René Savoie espère aussi que le financement suivra. Il se tourne, entre autres, du côté du gouvernement du Nouveau-Brunswick et de son programme actuel d’appui à l’industrie de la télévision et du cinéma qu’il souhaite plus flexible.

«On espère que ça va avoir aussi l’impact d’encourager le gouvernement provincial à voir les possibilités qu’on apporte dans la province et d’élargir leur programme de soutien à l’industrie parce qu’en ce moment c’est le statu quo. On aimerait bien, éventuellement, avoir un programme avec plus de souplesse et qu’il n’y ait pas autant de limites d’imposées pour que si j’arrive avec une série à 10 millions $ pour Netflix, qu’on puisse la produire.»

Aucun droit de regard de Netflix

Même si l’APFC fait équipe avec Netflix, l’entreprise américaine n’aura pas de droit de regard sur les scénarios en développement. Les projets ne sont pas attachés à l’entreprise même s’il en est le partenaire principal. Ils pourront ainsi être présentés à Netflix ou à d’autres diffuseurs. Le programme est entièrement géré et coordonné par l’APFC.

L’objectif est de préparer la prochaine génération de créateurs. Cet investissement provient d’une enveloppe indépendante du fonds de 500 millions $ pour l’acquisition de contenus. L’enveloppe de 25 millions $ destinée à préparer la relève sert à financer des projets comme celui qui a été annoncé cette semaine.

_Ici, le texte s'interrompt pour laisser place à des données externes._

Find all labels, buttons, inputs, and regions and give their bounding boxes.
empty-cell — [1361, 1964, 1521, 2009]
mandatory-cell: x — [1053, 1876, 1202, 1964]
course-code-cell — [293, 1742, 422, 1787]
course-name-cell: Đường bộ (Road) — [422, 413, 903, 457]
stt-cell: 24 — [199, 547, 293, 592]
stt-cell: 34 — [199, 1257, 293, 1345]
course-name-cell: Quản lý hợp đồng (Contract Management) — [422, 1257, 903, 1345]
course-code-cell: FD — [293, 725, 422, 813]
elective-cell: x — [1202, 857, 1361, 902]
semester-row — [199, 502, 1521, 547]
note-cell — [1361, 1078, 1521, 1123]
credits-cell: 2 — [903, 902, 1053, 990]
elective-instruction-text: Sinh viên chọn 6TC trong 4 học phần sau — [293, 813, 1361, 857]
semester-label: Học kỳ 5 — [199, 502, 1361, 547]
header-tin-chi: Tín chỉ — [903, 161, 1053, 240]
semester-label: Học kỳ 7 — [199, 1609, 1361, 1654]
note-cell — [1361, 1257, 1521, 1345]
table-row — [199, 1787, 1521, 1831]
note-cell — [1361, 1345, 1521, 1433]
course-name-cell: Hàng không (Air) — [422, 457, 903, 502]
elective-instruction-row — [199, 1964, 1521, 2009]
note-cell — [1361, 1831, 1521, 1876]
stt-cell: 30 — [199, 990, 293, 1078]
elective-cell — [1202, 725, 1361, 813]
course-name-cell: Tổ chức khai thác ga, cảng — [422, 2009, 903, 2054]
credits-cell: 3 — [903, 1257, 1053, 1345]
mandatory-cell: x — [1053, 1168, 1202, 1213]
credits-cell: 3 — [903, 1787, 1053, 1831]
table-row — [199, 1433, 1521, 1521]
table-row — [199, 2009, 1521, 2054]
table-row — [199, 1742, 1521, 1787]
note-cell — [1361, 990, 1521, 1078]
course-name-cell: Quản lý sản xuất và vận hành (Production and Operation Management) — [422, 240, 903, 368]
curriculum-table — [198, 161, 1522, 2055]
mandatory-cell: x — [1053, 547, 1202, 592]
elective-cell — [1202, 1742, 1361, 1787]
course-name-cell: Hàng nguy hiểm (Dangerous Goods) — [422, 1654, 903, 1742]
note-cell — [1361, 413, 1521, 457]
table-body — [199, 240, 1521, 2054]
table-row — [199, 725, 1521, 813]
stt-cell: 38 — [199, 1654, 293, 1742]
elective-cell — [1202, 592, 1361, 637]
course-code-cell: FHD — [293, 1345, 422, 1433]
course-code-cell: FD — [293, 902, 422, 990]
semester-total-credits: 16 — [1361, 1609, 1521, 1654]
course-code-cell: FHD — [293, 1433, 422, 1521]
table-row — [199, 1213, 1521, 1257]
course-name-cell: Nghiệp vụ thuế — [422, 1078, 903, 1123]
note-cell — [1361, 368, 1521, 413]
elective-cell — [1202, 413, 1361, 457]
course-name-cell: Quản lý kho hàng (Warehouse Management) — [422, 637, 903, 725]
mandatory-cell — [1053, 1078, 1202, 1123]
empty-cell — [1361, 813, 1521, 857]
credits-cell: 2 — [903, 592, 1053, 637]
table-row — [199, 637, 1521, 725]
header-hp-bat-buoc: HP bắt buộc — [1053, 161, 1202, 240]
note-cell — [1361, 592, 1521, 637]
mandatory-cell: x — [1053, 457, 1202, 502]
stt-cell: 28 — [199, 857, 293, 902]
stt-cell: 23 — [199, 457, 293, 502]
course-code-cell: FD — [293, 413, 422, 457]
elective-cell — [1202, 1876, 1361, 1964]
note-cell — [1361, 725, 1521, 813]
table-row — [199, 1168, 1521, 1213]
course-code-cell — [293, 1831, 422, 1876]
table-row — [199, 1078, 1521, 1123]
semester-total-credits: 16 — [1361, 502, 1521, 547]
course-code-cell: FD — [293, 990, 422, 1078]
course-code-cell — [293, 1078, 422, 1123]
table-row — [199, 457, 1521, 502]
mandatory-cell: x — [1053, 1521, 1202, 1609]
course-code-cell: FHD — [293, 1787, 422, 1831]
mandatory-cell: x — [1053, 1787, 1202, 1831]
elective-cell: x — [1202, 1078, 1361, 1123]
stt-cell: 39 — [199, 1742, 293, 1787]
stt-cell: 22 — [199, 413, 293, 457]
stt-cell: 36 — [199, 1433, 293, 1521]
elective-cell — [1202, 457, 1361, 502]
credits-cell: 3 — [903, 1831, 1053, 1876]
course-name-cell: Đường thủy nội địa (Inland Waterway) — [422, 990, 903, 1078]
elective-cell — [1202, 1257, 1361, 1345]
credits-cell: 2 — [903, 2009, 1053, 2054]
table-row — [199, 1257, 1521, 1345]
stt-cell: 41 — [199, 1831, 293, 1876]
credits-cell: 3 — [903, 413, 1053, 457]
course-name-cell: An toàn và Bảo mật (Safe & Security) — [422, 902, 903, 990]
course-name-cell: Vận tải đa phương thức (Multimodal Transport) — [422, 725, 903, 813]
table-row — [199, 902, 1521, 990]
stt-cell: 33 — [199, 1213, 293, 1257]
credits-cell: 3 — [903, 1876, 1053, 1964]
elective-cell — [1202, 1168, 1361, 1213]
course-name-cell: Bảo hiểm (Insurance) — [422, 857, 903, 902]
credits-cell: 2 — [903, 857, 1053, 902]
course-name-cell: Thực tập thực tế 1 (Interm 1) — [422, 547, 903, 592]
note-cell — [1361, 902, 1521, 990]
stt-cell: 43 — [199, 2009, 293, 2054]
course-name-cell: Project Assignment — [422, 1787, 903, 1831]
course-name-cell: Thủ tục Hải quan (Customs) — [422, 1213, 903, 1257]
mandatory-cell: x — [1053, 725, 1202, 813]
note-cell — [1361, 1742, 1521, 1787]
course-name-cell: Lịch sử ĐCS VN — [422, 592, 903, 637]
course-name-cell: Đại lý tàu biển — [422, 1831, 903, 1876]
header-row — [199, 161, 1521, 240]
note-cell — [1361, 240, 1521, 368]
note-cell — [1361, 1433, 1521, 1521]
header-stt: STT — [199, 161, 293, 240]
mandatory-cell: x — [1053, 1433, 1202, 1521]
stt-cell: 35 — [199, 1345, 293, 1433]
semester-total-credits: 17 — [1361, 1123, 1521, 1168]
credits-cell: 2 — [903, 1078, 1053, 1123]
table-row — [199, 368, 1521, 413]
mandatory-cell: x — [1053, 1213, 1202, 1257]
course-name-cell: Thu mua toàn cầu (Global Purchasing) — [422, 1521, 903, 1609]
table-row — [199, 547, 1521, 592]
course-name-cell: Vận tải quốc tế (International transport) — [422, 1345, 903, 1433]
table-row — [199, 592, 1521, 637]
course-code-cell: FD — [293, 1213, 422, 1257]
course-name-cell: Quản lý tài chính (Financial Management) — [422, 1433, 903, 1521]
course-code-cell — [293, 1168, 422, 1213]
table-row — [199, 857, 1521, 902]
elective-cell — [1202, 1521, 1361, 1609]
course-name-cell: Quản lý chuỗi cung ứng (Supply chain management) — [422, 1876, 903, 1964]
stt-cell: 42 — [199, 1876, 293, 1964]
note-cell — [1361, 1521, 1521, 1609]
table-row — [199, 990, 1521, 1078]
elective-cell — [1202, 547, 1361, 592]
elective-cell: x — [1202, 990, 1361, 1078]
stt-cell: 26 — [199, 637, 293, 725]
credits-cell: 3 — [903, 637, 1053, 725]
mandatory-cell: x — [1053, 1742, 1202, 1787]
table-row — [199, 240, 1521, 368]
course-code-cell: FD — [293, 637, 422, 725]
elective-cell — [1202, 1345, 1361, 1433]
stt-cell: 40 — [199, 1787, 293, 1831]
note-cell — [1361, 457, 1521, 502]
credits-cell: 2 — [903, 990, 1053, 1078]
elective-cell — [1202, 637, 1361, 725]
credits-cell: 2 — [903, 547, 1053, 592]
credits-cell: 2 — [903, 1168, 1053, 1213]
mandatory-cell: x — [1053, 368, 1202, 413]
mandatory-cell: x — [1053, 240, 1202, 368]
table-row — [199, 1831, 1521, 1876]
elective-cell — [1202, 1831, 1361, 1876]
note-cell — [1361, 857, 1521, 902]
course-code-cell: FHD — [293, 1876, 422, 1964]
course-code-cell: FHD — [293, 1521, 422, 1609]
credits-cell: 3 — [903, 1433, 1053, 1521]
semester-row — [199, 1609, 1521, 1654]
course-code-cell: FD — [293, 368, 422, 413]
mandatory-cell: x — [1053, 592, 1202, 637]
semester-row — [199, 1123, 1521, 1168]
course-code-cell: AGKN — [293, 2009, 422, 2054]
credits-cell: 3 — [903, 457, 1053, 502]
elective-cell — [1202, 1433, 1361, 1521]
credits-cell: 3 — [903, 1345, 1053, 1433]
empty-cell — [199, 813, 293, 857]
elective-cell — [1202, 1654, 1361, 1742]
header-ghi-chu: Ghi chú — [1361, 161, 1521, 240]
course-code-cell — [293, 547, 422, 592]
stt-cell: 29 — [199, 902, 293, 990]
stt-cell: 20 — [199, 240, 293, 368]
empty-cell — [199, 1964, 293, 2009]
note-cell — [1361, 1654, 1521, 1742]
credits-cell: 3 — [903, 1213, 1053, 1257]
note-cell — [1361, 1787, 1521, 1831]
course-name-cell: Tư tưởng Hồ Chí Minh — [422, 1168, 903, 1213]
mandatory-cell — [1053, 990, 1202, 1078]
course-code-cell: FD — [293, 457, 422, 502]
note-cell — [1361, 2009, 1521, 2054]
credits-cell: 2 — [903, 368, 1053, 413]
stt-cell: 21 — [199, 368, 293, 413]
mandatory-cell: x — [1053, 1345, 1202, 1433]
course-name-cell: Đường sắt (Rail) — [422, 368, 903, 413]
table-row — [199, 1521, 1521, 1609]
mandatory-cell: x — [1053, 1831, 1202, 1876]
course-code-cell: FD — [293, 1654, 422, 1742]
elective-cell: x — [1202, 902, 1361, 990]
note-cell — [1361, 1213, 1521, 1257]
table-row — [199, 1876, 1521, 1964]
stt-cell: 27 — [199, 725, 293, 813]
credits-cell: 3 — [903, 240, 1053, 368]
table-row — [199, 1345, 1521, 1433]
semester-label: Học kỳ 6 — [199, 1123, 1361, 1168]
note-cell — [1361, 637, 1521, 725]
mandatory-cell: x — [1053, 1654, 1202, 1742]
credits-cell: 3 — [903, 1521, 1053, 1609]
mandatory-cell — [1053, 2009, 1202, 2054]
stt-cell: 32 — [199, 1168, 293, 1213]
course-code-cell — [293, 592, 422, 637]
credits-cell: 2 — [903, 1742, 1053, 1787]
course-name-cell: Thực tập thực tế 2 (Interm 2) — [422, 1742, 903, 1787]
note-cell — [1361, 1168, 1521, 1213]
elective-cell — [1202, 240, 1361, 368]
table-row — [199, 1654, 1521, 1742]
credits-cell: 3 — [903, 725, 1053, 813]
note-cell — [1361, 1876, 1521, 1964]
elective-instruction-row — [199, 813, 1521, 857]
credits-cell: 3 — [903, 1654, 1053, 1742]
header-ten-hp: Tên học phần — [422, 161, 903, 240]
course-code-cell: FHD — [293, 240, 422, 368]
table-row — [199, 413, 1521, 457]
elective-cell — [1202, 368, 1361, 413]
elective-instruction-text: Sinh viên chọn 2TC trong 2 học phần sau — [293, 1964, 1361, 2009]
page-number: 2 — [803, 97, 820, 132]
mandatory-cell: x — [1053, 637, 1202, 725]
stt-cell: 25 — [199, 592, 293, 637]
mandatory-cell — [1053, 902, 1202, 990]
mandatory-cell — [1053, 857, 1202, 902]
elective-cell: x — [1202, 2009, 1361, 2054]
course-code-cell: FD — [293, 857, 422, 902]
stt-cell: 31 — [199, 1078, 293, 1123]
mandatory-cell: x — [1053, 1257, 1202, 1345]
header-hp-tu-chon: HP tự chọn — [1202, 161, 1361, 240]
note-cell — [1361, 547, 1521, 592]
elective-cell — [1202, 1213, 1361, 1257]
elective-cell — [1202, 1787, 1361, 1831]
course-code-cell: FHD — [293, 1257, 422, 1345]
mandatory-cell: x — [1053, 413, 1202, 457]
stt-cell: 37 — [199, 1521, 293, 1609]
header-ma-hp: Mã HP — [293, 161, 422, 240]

Depuis que Netflix s’est engagé à investir 500 millions $ dans la production de contenu au Canada, un seul projet francophone au Québec a été financé. Aucun projet émanant des régions francophones minoritaires canadiennes n’a encore été financé par Netflix. Ce type d’initiatives de formation pourrait justement contribuer à accroître le contenu francophone, affirme-t-on du côté de l’entreprise.

La directrice générale de Téléfilm Canada, Christa Dickenson, considère que ce programme de formation aidera certainement à renforcer les projets qui seront proposés aux bailleurs de fonds. Des centaines de propositions de films sont acheminées à l’organisme canadien chaque année. La compétition est très forte.

«Nous avons toujours plus de demandes que nous avons d’opportunité pour les financer et c’est normal, que ce soit d’un bout du pays ou de l’autre», a-t-elle souligné.

Avec ce nouveau programme qui vise à encourager et à soutenir la vitalité et la vivacité des talents francophones, elle estime que les chances de succès seront meilleures pour les créateurs vivant en situation minoritaire.

«Je ne pense pas qu’il va y avoir une avalanche de projets, mais les projets qui nous arrivent seront encore plus forts», a ajouté Christa Dickenson.

Les détails du programme seront dévoilés d’ici à l’automne par l’APFC.